The development of Tubularia, which has been described in detail by Ciamician, takes place in the gonophore[74]. The segmentation is irregular and leads to the formation of an epibolic gastrula, four large central cells constituting the hypoblast[75]. The larva now elongates, and grows out laterally into two processes which constitute the first pair of tentacles. At this stage it closely resembles the larvæ of some Medusæ. Additional tentacles are soon formed; and a central cavity appears in the hypoblast, the cells of which have in the meantime become more numerous ([fig. 69]). The tentacles are directed towards the aboral side, which is considerably more prominent than the oral one. They contain a hypoblastic axis. The aboral end continues to grow and the tentacles gradually assume a horizontal position. A constriction now appears, dividing the larva into an aboral portion which will eventually form the stalk, and an oral portion. At the apex of the latter a row of short tentacles—the future oral tentacles—now appears. The larva has at this stage the form known as Actinula. In this condition it becomes hatched, and shortly afterwards it becomes fixed by the aboral end and grows into a colony.
The development of Myriothela (Allman, No. [150]) takes place on the Tubularian type. The ovum invested by a delicate capsule becomes freed by the rupture of the gonophore, and is then taken up by the remarkable claspers characteristic of the genus. In the claspers it becomes fecundated and undergoes its further development. After segmentation a gastric cavity is formed, and provisional tentacles arise as a series of conical involutions which subsequently become evoluted. Permanent tentacles are formed as conical papillæ on a truncated oral process. After hatching it has a few days’ free existence, and then becomes attached, and loses its provisional tentacles.
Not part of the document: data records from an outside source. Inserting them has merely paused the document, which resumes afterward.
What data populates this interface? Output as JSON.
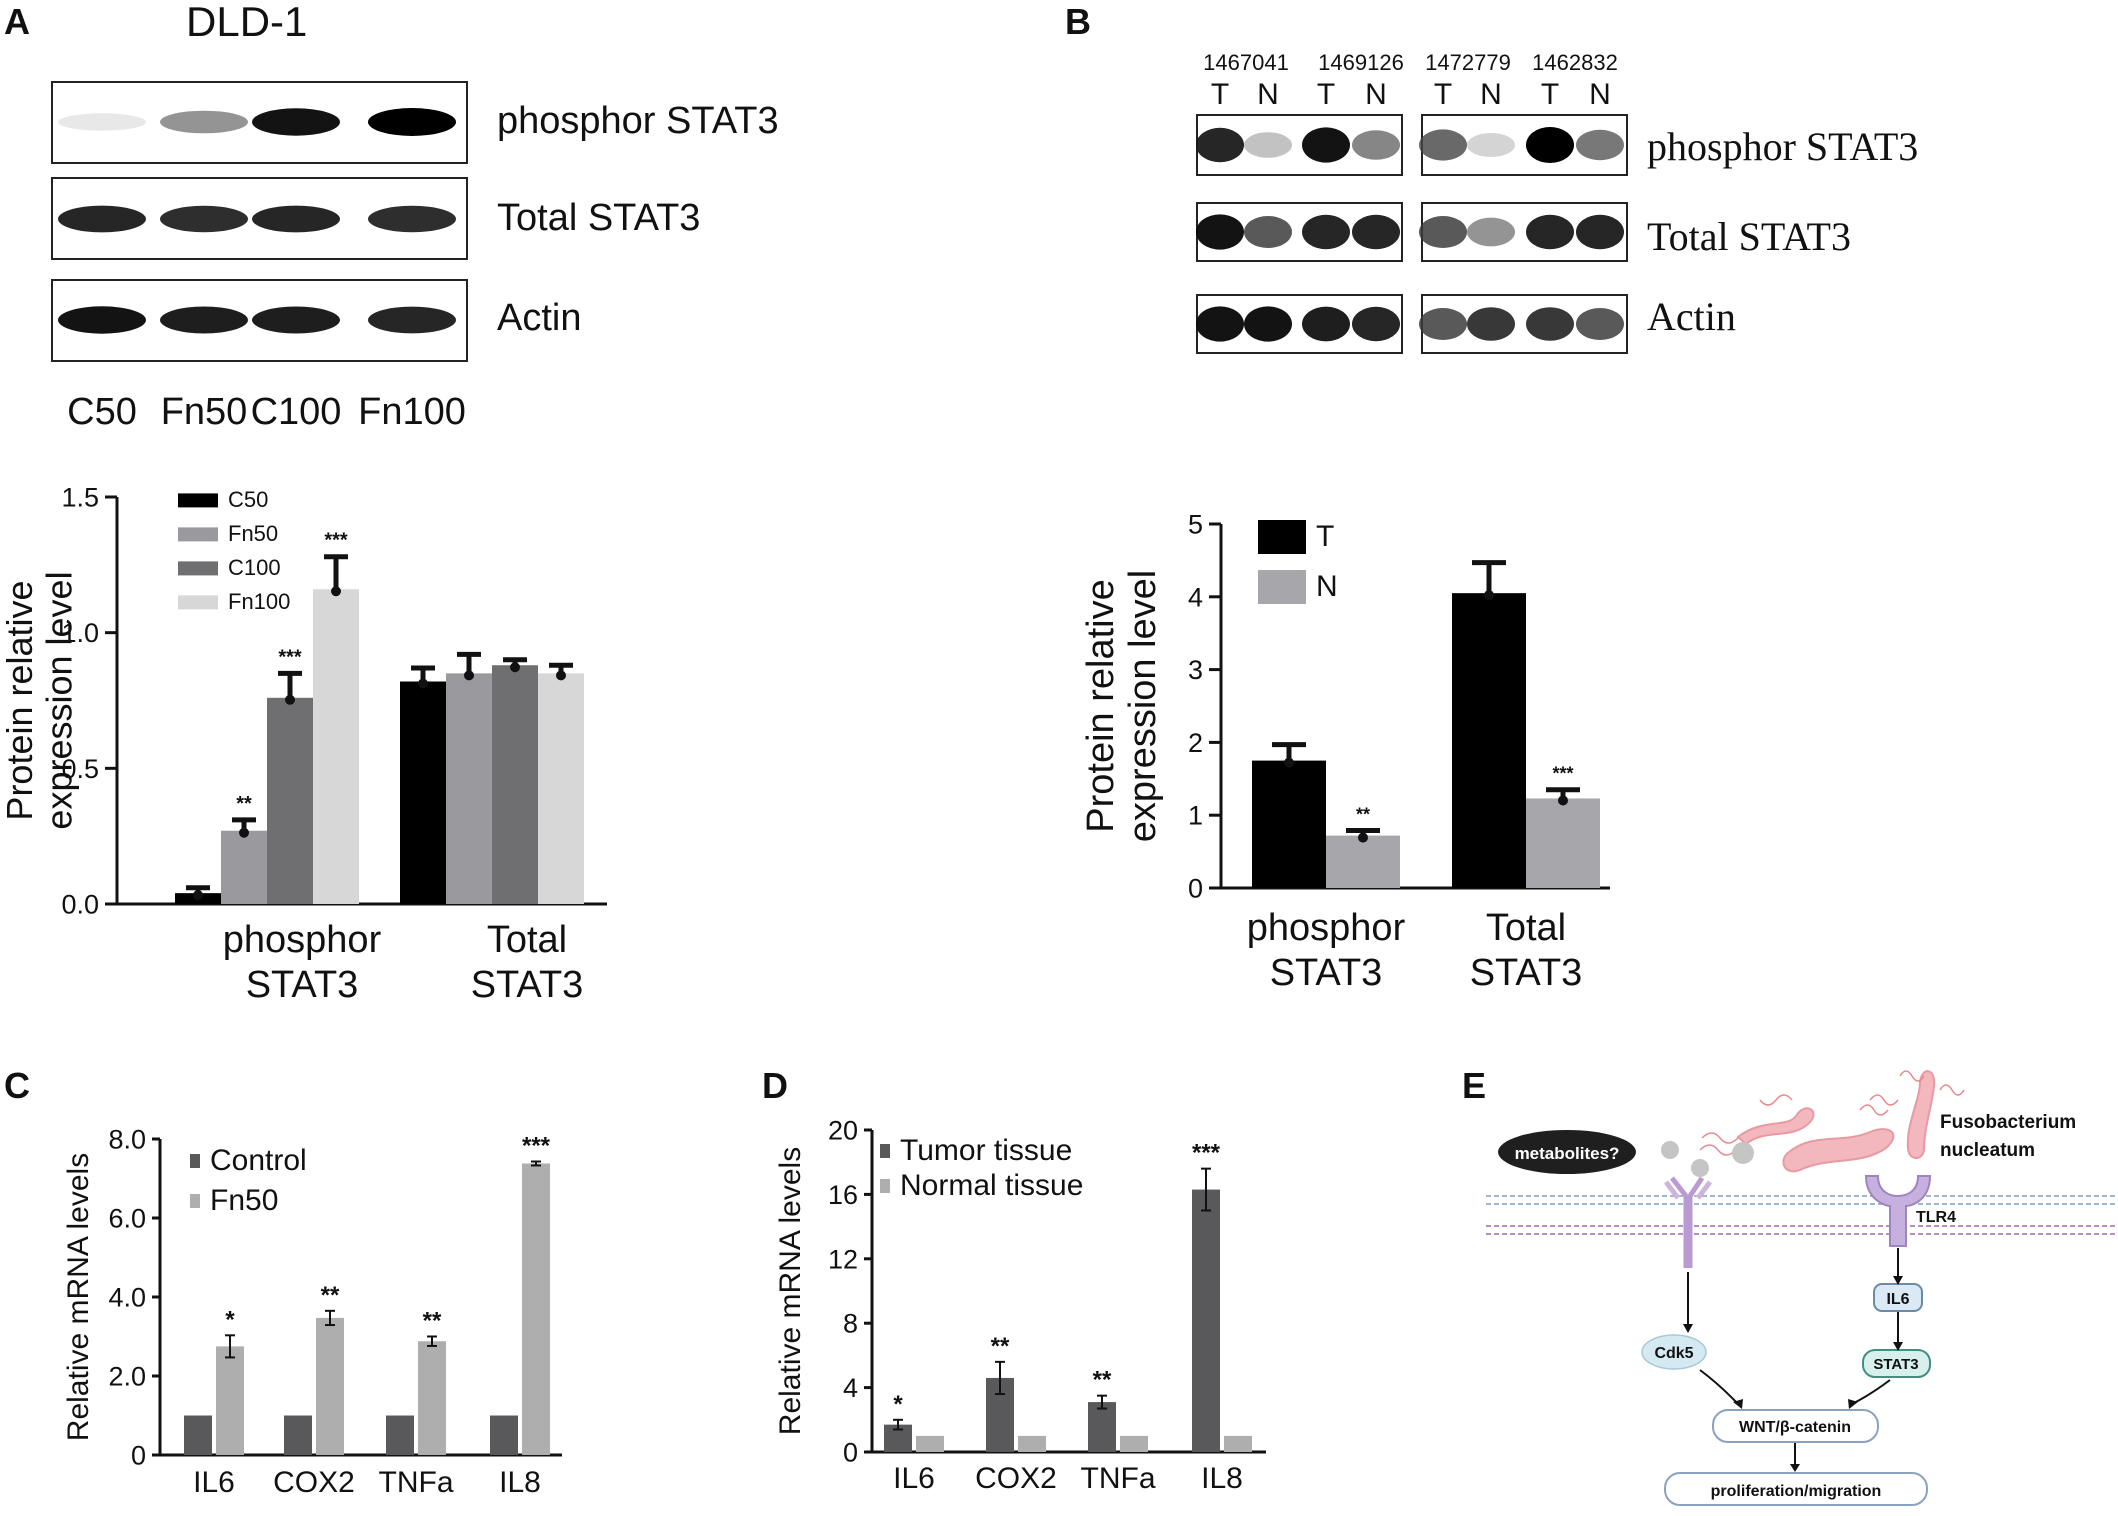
{
  "panels": {
    "A": {
      "label": "A",
      "cell_line": "DLD-1",
      "blot_rows": [
        "phosphor STAT3",
        "Total STAT3",
        "Actin"
      ],
      "lanes": [
        "C50",
        "Fn50",
        "C100",
        "Fn100"
      ],
      "band_intensity": [
        [
          0.12,
          0.55,
          0.95,
          1.0
        ],
        [
          0.9,
          0.88,
          0.9,
          0.88
        ],
        [
          0.95,
          0.92,
          0.92,
          0.9
        ]
      ]
    },
    "B": {
      "label": "B",
      "sample_ids": [
        "1467041",
        "1469126",
        "1472779",
        "1462832"
      ],
      "lane_labels": [
        "T",
        "N",
        "T",
        "N",
        "T",
        "N",
        "T",
        "N"
      ],
      "blot_rows": [
        "phosphor STAT3",
        "Total STAT3",
        "Actin"
      ],
      "band_intensity": [
        [
          0.9,
          0.35,
          0.95,
          0.6,
          0.7,
          0.25,
          1.0,
          0.65
        ],
        [
          0.95,
          0.75,
          0.9,
          0.9,
          0.75,
          0.55,
          0.9,
          0.9
        ],
        [
          0.95,
          0.95,
          0.92,
          0.9,
          0.75,
          0.85,
          0.85,
          0.75
        ]
      ]
    },
    "C": {
      "label": "C"
    },
    "D": {
      "label": "D"
    },
    "E": {
      "label": "E",
      "metabolites": "metabolites?",
      "bacterium": [
        "Fusobacterium",
        "nucleatum"
      ],
      "receptor": "TLR4",
      "nodes": [
        "IL6",
        "Cdk5",
        "STAT3",
        "WNT/β-catenin",
        "proliferation/migration"
      ]
    }
  },
  "chart_data": [
    {
      "id": "A-quant",
      "type": "bar",
      "categories": [
        "phosphor\nSTAT3",
        "Total\nSTAT3"
      ],
      "series": [
        {
          "name": "C50",
          "color": "#000000",
          "values": [
            0.04,
            0.82
          ],
          "errors": [
            0.02,
            0.05
          ],
          "sig": [
            "",
            ""
          ]
        },
        {
          "name": "Fn50",
          "color": "#9a9a9e",
          "values": [
            0.27,
            0.85
          ],
          "errors": [
            0.04,
            0.07
          ],
          "sig": [
            "**",
            ""
          ]
        },
        {
          "name": "C100",
          "color": "#6f6f71",
          "values": [
            0.76,
            0.88
          ],
          "errors": [
            0.09,
            0.02
          ],
          "sig": [
            "***",
            ""
          ]
        },
        {
          "name": "Fn100",
          "color": "#d7d7d8",
          "values": [
            1.16,
            0.85
          ],
          "errors": [
            0.12,
            0.03
          ],
          "sig": [
            "***",
            ""
          ]
        }
      ],
      "ylabel": "Protein relative\nexpression level",
      "yticks": [
        "0.0",
        "0.5",
        "1.0",
        "1.5"
      ],
      "ylim": [
        0,
        1.5
      ],
      "legend": "top-left"
    },
    {
      "id": "B-quant",
      "type": "bar",
      "categories": [
        "phosphor\nSTAT3",
        "Total\nSTAT3"
      ],
      "series": [
        {
          "name": "T",
          "color": "#000000",
          "values": [
            1.75,
            4.05
          ],
          "errors": [
            0.22,
            0.42
          ],
          "sig": [
            "",
            ""
          ]
        },
        {
          "name": "N",
          "color": "#a7a7ab",
          "values": [
            0.72,
            1.23
          ],
          "errors": [
            0.07,
            0.12
          ],
          "sig": [
            "**",
            "***"
          ]
        }
      ],
      "ylabel": "Protein relative\nexpression level",
      "yticks": [
        "0",
        "1",
        "2",
        "3",
        "4",
        "5"
      ],
      "ylim": [
        0,
        5
      ],
      "legend": "top-left"
    },
    {
      "id": "C-mrna",
      "type": "bar",
      "categories": [
        "IL6",
        "COX2",
        "TNFa",
        "IL8"
      ],
      "series": [
        {
          "name": "Control",
          "color": "#59595b",
          "values": [
            1,
            1,
            1,
            1
          ],
          "errors": [
            0,
            0,
            0,
            0
          ],
          "sig": [
            "",
            "",
            "",
            ""
          ]
        },
        {
          "name": "Fn50",
          "color": "#aeaeae",
          "values": [
            2.75,
            3.47,
            2.88,
            7.38
          ],
          "errors": [
            0.28,
            0.18,
            0.12,
            0.05
          ],
          "sig": [
            "*",
            "**",
            "**",
            "***"
          ]
        }
      ],
      "ylabel": "Relative mRNA levels",
      "yticks": [
        "0",
        "2.0",
        "4.0",
        "6.0",
        "8.0"
      ],
      "ylim": [
        0,
        8
      ],
      "legend": "top-left"
    },
    {
      "id": "D-mrna",
      "type": "bar",
      "categories": [
        "IL6",
        "COX2",
        "TNFa",
        "IL8"
      ],
      "series": [
        {
          "name": "Tumor tissue",
          "color": "#59595b",
          "values": [
            1.7,
            4.6,
            3.1,
            16.3
          ],
          "errors": [
            0.3,
            1.0,
            0.4,
            1.3
          ],
          "sig": [
            "*",
            "**",
            "**",
            "***"
          ]
        },
        {
          "name": "Normal tissue",
          "color": "#aeaeae",
          "values": [
            1,
            1,
            1,
            1
          ],
          "errors": [
            0,
            0,
            0,
            0
          ],
          "sig": [
            "",
            "",
            "",
            ""
          ]
        }
      ],
      "ylabel": "Relative mRNA levels",
      "yticks": [
        "0",
        "4",
        "8",
        "12",
        "16",
        "20"
      ],
      "ylim": [
        0,
        20
      ],
      "legend": "top-left"
    }
  ]
}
Although Hydra itself constitutes the simplest type of Hydrozoon, its development, which has been fully investigated by Kleinenberg (No. [161]), is in some respects a little exceptional. The segmentation is regular, but a segmentation cavity is not formed. The peripheral layer of cells gradually becomes converted into a chitinous membrane, which is perhaps homologous with the perisarc of marine forms. Between the membrane and the germ a second pellicle makes its appearance. The above changes require about four days for their completion, but there next sets in a period of relative quiescence which lasts for some 6‑8 weeks. During this period the remaining development is completed. The cells of the germ first fuse together. In the interior of the protoplasm a clear excentric space arises, which gradually extends itself and forms the rudiment of the gastric cavity. The outer shell in the meantime becomes less firm, and is finally burst and thrown off, owing to the expansion of the embryo within.
The outermost layer of the protoplasm becomes, relatively to the inner layer, clear and transparent, and there thus arises an indication of a division of the walls of the archenteric cavity into two zones, or layers. These layers, which form the epiblast and hypoblast, are definitely established on the appearance of cells with contractile tails[76] in the clear outer zone, between which the interstitial epiblast cells subsequently arise.
The embryo, still forming a closed double-walled sack, elongates itself, and at one pole its wall becomes very thin. And at this point a rupture takes place which gives rise to the mouth. Simultaneously with the mouth the tentacles become formed as hollow processes, according to Mereschkowsky two being formed first and subsequently the others in pairs. Very shortly afterwards the hitherto uniform hypoblast becomes divided up into distinct cells. The thin inner pellicle which persists after the rupture of the outer membrane becomes in the meantime absorbed. With these changes the embryo practically acquires the characters of the adult.
Trachymedusæ. Amongst the Trachymedusæ, which as has now been satisfactorily established develop directly without alternations of generations, the embryology of species both of the Geryonidæ and the Æginidæ has been studied.
In all the types so far investigated the hypoblast is formed by delamination, and there is a more or less well-marked planula stage.
Fig. 70. Diagrammatic figure shewing the delamination of the ovum of Geryonia. (Copied from Fol.)